If we proceed further we can write
$$V(x,y,z)=\frac{1}{2} m_1 \omega^2_1 x^2+\frac{1}{2}m_2 \omega^2_2 y^2+\frac{1}{2}m_3 \omega^2_3 z^2$$
as the potential of thee dimensional harmonic oscillator.
I hope again the ground state of this system is a Gaussian, but in three dimensions I am unable to understand which shape it will get. What will happen if we further increase our dimensions say more than three?
Best Answer
The graphical representation of the probability density distributed over the three-dimensional space would be a four-dimensional plot--just like the plot of a probability density distribution over one dimension is two-dimensional and that of a probability density distribution over two dimensions is three-dimensional.

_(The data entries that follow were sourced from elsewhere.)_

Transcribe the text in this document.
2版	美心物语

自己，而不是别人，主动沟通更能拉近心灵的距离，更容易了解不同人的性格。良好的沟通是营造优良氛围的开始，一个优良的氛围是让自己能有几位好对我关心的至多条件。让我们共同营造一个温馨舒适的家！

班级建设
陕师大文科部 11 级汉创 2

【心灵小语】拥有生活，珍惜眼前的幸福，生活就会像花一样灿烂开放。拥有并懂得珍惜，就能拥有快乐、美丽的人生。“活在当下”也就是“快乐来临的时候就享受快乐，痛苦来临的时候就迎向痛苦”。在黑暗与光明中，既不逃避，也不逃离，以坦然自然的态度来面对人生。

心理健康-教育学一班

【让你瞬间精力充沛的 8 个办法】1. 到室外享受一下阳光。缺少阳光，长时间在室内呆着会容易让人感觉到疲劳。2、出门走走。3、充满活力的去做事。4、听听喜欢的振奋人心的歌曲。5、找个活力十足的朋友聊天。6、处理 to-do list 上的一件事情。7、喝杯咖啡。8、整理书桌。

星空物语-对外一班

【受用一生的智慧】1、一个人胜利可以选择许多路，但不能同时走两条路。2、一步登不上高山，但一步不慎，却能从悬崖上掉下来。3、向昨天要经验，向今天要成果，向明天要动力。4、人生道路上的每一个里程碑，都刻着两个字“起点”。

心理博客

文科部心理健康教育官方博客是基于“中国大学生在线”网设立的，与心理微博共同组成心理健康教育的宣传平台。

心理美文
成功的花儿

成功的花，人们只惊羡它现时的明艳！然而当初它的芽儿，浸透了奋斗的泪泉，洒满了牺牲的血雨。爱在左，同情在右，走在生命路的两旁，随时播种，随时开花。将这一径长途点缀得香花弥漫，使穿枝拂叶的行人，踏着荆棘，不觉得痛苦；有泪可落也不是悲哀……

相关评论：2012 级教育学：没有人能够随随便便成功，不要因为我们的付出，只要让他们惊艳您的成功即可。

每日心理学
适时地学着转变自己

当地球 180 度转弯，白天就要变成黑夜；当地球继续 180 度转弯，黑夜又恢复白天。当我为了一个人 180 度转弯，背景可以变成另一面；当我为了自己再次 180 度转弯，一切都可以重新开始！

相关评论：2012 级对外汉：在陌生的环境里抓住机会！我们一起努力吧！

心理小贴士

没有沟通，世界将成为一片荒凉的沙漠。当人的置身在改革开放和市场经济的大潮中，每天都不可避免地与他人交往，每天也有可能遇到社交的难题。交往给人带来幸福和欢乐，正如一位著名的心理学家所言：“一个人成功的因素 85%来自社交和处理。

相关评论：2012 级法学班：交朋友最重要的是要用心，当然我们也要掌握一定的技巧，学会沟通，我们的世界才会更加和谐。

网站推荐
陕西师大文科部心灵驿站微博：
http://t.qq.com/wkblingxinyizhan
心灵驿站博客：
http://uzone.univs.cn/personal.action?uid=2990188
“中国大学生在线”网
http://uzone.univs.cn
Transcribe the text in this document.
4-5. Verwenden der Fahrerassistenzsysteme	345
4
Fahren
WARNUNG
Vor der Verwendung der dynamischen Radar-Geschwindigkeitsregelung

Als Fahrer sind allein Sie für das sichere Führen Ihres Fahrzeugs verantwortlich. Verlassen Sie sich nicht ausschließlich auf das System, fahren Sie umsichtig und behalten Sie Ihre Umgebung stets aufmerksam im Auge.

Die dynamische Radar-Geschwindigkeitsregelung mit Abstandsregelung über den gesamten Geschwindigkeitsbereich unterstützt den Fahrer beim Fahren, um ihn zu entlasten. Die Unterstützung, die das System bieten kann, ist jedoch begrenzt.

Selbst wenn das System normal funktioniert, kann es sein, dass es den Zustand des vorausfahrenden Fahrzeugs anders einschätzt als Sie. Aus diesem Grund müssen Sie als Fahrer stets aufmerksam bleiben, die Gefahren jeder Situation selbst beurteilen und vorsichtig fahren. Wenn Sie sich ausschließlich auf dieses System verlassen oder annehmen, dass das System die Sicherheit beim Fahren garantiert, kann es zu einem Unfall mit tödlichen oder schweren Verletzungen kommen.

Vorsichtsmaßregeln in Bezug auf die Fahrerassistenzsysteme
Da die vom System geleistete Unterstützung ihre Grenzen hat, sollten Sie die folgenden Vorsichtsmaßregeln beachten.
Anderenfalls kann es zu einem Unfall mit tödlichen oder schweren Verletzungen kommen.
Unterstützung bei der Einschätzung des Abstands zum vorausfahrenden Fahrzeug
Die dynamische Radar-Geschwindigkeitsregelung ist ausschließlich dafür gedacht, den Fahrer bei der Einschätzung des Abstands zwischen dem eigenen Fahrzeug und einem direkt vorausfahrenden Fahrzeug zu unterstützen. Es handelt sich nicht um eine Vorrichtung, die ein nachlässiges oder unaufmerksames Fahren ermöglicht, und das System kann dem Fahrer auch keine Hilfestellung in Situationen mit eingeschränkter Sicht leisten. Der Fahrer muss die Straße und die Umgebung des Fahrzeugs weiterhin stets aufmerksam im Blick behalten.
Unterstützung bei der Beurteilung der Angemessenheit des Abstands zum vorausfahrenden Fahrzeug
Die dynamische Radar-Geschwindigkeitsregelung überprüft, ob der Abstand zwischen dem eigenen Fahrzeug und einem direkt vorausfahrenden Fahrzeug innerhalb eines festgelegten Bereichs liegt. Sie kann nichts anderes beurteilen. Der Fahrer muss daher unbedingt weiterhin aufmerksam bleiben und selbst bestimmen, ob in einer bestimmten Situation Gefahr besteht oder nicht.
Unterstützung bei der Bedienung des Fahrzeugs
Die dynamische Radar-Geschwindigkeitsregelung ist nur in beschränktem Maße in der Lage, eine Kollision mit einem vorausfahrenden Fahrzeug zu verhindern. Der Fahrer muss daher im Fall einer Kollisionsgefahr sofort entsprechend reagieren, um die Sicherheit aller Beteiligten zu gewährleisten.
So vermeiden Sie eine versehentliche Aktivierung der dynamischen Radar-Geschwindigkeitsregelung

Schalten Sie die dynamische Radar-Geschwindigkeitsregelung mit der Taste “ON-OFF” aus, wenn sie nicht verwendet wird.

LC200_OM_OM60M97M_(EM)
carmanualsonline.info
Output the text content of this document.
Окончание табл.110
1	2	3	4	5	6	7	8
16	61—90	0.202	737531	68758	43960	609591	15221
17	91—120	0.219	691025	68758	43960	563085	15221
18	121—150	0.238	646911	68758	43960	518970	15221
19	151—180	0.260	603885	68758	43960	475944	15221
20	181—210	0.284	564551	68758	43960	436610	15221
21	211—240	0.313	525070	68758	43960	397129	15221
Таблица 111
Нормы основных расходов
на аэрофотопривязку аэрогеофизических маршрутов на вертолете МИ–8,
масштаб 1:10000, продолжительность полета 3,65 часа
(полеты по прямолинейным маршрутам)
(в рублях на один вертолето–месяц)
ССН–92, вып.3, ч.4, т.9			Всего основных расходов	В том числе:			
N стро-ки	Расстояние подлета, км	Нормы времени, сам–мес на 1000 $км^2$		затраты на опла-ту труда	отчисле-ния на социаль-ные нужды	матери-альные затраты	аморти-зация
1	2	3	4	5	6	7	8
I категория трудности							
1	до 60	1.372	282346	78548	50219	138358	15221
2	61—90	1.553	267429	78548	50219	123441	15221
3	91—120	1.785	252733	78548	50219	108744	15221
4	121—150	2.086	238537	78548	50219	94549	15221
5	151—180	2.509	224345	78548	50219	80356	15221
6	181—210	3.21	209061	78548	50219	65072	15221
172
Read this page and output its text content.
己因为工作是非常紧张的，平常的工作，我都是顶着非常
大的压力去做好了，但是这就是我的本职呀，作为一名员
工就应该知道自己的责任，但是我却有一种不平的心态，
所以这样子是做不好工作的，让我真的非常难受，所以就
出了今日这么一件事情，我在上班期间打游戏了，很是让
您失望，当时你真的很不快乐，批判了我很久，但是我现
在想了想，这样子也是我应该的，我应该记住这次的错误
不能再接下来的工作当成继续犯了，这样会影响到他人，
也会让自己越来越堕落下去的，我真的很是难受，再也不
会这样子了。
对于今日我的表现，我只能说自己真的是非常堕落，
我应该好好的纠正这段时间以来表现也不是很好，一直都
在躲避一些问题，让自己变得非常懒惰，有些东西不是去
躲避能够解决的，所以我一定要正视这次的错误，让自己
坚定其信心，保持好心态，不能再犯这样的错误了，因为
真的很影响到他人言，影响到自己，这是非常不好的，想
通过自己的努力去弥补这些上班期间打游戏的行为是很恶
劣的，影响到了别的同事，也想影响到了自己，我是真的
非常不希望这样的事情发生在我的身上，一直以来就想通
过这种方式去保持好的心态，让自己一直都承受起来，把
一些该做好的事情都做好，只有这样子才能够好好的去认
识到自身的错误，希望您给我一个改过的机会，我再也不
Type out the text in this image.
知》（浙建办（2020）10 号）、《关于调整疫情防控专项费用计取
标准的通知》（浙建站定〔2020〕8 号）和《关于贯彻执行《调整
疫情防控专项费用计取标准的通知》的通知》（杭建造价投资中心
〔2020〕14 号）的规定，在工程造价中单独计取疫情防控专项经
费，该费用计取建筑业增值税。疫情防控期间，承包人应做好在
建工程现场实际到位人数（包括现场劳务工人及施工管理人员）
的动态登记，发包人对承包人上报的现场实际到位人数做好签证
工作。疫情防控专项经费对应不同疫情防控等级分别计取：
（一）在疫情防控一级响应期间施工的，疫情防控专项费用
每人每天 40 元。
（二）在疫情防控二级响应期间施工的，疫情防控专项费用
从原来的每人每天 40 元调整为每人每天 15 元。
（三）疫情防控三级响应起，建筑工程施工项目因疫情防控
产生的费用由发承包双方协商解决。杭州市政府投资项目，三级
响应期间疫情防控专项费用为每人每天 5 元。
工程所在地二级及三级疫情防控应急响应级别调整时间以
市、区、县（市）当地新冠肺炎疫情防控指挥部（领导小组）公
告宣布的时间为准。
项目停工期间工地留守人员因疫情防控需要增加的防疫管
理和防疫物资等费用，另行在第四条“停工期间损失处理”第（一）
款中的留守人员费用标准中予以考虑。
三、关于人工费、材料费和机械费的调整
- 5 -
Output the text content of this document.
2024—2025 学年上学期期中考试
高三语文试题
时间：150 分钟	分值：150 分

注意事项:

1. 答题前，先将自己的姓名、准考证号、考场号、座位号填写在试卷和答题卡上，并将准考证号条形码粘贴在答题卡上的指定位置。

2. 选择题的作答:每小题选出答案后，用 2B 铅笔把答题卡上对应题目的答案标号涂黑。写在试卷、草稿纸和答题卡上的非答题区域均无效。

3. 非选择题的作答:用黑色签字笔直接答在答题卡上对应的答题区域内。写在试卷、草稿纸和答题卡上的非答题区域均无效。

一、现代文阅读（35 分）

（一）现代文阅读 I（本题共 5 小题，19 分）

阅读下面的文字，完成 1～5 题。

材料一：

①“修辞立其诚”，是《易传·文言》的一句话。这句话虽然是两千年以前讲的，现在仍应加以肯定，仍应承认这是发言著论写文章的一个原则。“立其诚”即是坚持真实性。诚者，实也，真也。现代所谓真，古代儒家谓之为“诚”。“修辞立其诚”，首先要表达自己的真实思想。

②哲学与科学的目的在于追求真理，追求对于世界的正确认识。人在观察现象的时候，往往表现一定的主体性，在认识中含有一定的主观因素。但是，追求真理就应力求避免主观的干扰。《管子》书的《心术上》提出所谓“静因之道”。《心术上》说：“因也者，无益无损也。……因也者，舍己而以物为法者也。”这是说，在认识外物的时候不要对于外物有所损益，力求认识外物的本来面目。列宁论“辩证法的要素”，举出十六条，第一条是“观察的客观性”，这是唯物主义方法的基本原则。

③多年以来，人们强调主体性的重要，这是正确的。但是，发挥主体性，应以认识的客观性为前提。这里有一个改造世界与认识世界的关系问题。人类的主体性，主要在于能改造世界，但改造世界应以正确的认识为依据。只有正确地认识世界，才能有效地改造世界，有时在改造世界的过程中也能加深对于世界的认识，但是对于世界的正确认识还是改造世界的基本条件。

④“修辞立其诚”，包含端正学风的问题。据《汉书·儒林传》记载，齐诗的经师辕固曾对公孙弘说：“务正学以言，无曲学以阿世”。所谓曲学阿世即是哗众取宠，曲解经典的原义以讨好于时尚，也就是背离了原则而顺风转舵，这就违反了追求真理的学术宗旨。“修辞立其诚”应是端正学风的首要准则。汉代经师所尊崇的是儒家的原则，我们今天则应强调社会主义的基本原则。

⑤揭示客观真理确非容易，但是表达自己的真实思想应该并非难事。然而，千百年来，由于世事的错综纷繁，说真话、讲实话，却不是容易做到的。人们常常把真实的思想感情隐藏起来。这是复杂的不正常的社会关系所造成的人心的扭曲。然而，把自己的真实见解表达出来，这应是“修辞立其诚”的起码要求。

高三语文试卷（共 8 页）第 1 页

There is no direct way to visualize a four-dimensional plot except via its projections onto lower dimensional spaces.
Now, for the specific theory of decoupled harmonic oscillators, the ground state would be the multiplication of Gaussians in each of the dimensions. Thus, the full probability density distribution over the three-dimensional space, when projected onto one (or two) dimension(s), would simply look like Gaussians in those lower dimensions. But, this simplification is owing to the decoupling of oscillators, such a simplification would not be generically possible.